I’ve got a custom firmware image that I’d like to push to a number of remote X750s. To do so, I have a cronjob that runs on each device to periodically check a database to see if a new firmware update is available, and if so, downloads the new image to /tmp/firmware.img, and validates checksum.
But from there, all of my attempts at scripting sysupgrade to preserve config settings and packages have failed. The sysupgrade command is executed, it appears to start, the ssh session is closed and then… nothing happens. I can immediately log back in via SSH and the device never restarts or applies the firmware update. These X750s don’t appear to have UART, so I’m unable to see what’s happening from any sysupgrade error log entries once the SSH session is closed.
When I flash using the GL UI, the image works as intended, both when preserving config/packages, and when overwriting. The same is true if I manually place the firmware.img file in the /tmp directory, and then call /api/firmware/update, everything works properly both when keepconfig=true and when keepconfig=false.
Is there a way I can call this process from CLI so it can be scripted to run via cron instead of through the UI or the API?
That would be ideal.

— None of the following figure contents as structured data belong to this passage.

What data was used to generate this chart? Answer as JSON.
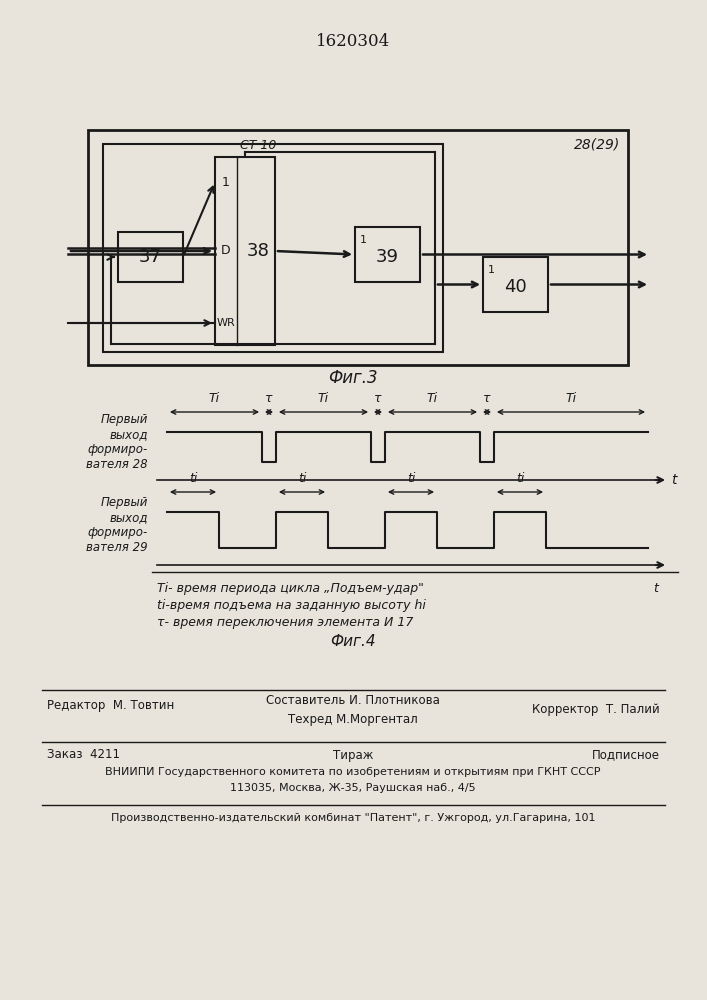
{
  "title": "1620304",
  "fig3_label": "Фиг.3",
  "fig4_label": "Фиг.4",
  "outer_box_label": "28(29)",
  "block37_label": "37",
  "block38_label": "38",
  "block38_top_label": "СТ 10",
  "block38_pin1": "1",
  "block38_pinD": "D",
  "block38_pinWR": "WR",
  "block39_label": "39",
  "block39_top": "1",
  "block40_label": "40",
  "block40_top": "1",
  "waveform1_label": "Первый\nвыход\nформиро-\nвателя 28",
  "waveform2_label": "Первый\nвыход\nформиро-\nвателя 29",
  "legend_line1": "Ti- время периода цикла „Подъем-удар\"",
  "legend_t_label": "t",
  "legend_line2": "ti-время подъема на заданную высоту hi",
  "legend_line3": "τ- время переключения элемента И 17",
  "editor_line": "Редактор  М. Товтин",
  "compiler_label": "Составитель И. Плотникова",
  "techred_line": "Техред М.Моргентал",
  "corrector_line": "Корректор  Т. Палий",
  "order_line": "Заказ  4211",
  "tirazh_line": "Тираж",
  "podpisnoe_line": "Подписное",
  "vniip_line": "ВНИИПИ Государственного комитета по изобретениям и открытиям при ГКНТ СССР",
  "address_line": "113035, Москва, Ж-35, Раушская наб., 4/5",
  "factory_line": "Производственно-издательский комбинат \"Патент\", г. Ужгород, ул.Гагарина, 101",
  "bg_color": "#e8e4dc",
  "line_color": "#1a1a1a",
  "text_color": "#1a1a1a"
}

But in order for the script to use the API, it needs to have the valid GL UI password. What happens when the remote user changes the password? Can the hashed GL password from $(uci show glconfig.general.password) be used to obtain an API token?

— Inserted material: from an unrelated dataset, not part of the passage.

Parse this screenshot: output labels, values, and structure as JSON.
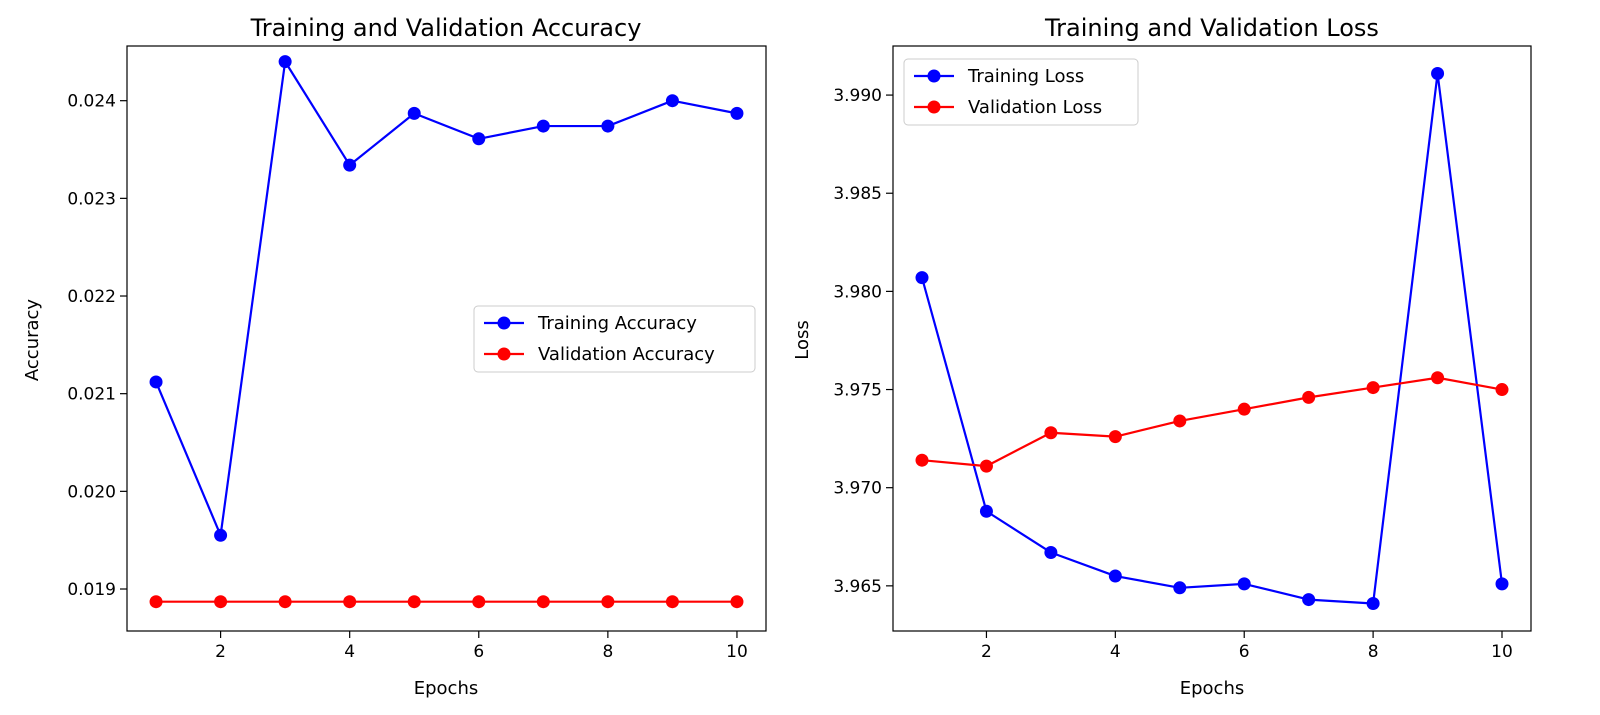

Otherwise, if the API is forwarding parameters posted to /firmware/upgrade to a script that resides somewhere on the device, I could also just pass those same parameters directly from the cronjob script. Just need to know where it is.
sysupgrade will also kill everything but itself and its parents and effectively do a pivot_root, so don’t expect anything you’re running to be running after the flash begins. See the contents of /lib/upgrade/ for some more details.